Finalmente, dos anos 1980 até hoje, o tecido social das sociedades ocidentais transformou-se completamente. Por um lado, a ideia de “classe trabalhadora” esbateu-se com o tal suposto alargamento da classe média (deixando a social democracia órfã da sua base) e por outro, a ideia do Nós (povos nativos europeus) e os Outros (imigrantes) ganhou força desmedida, devido a questões demográficas (o número mais elevado de filhos dos imigrantes), sociais (as comunidades, por uma razão ou por outra, não se integraram nem se assimilaram), e de segurança (quer no que respeita à perceção de que a autoria dos crimes é mais frequente nas populações imigradas ou nacionais de segunda ou terceira geração, quer pela associação do islamismo aos ataques terroristas que aumentaram exponencialmente na Europa). E se estas tendências já têm décadas, escolheu-se varrê-las para debaixo do tapete sob a égide do politicamente correto.
O resultado do esgotamento das políticas sociais e de integração, enquanto íamos assobiando para o lado como se não fosse nada connosco, está à vista. A esquerda moderada, uma força política fundamental para o bom funcionamento da democracia, perde votos, muitos e muitos, para partidos de todos os lados do espectro político. Especialmente para os extremos que aliciam os mais castigados pela crise com novas políticas sociais e de preferência nativista com carimbos nacionais.

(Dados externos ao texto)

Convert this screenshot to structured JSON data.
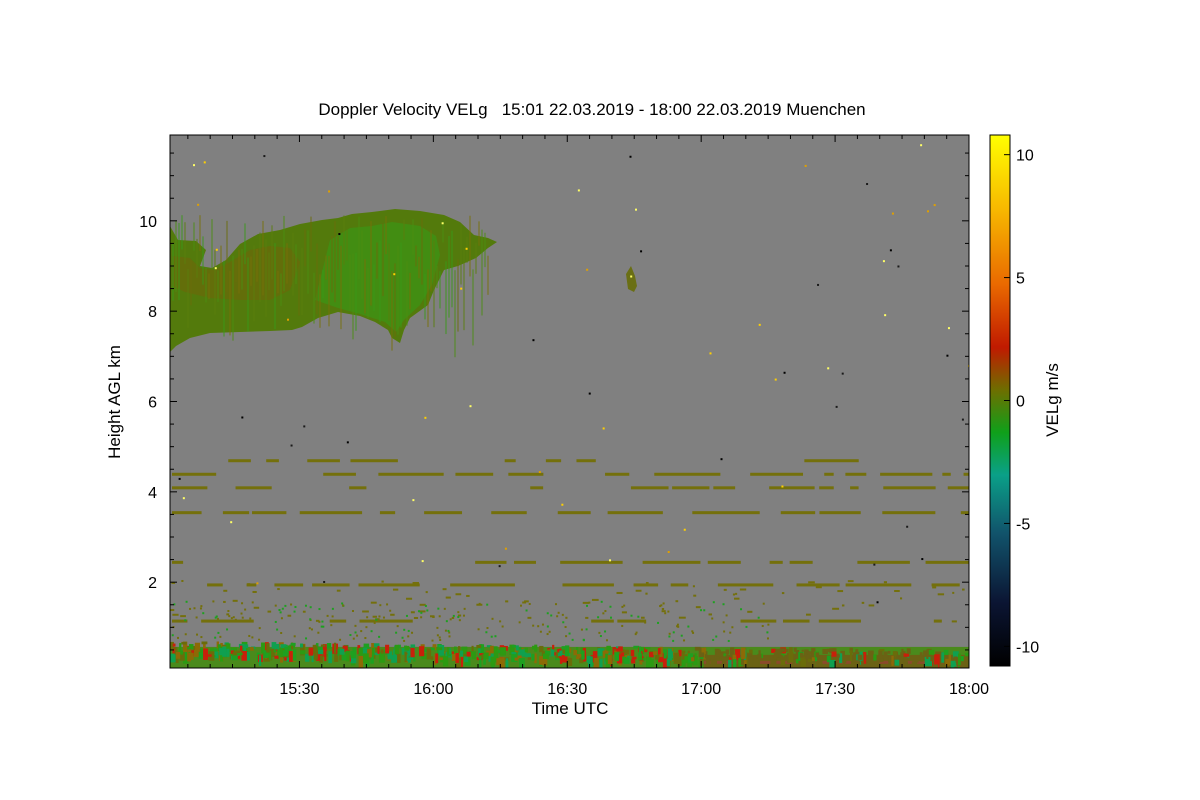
{
  "chart_data": {
    "type": "heatmap",
    "title": "Doppler Velocity VELg   15:01 22.03.2019 - 18:00 22.03.2019 Muenchen",
    "xlabel": "Time UTC",
    "ylabel": "Height AGL km",
    "x_range": [
      "15:01",
      "18:00"
    ],
    "ylim": [
      0.1,
      11.9
    ],
    "x_ticks": [
      "15:30",
      "16:00",
      "16:30",
      "17:00",
      "17:30",
      "18:00"
    ],
    "y_ticks": [
      2,
      4,
      6,
      8,
      10
    ],
    "background_color": "#808080",
    "colorbar": {
      "label": "VELg m/s",
      "range": [
        -10.8,
        10.8
      ],
      "ticks": [
        10,
        5,
        0,
        -5,
        -10
      ],
      "colors": [
        "#000000",
        "#0b1533",
        "#11536b",
        "#0aa088",
        "#0fa01a",
        "#6e6e00",
        "#c01a00",
        "#ea6a00",
        "#f7b800",
        "#ffff00"
      ]
    },
    "features": [
      {
        "name": "cirrus cloud",
        "t_start": "15:01",
        "t_end": "16:14",
        "base_km": 7.2,
        "top_km": 10.3,
        "velocity_ms": -1
      },
      {
        "name": "small cloud",
        "t_start": "16:44",
        "t_end": "16:46",
        "base_km": 8.5,
        "top_km": 9.1,
        "velocity_ms": -0.5
      },
      {
        "name": "boundary layer",
        "t_start": "15:01",
        "t_end": "18:00",
        "base_km": 0.1,
        "top_km": 0.7,
        "velocity_ms": -1
      },
      {
        "name": "aerosol layers",
        "heights_km": [
          4.7,
          4.4,
          4.1,
          3.55,
          2.45,
          1.95,
          1.15
        ],
        "velocity_ms": 0
      }
    ]
  }
}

Perante os resultados das eleições alemãs, confirma-se que o futuro nos reserva um de dois cenários: ou a esquerda democrática europeia faz a sua travessia no deserto e se reinventa nas políticas internas e externas para volta a estar em condições de disputar o poder com a direita (que se vai aguentando por não estar tão colada às políticas desgastadas descritas acima, mas que também precisa de reavaliar as suas posições políticas), ou deitamos fora de vez os rótulos esquerda e direita e limitamo-nos a moderados versus radicais. E, neste segundo cenário, perdemos todos. Os radicalismos, sejam de que espécie forem, prejudicam gravemente a saúde da democracia.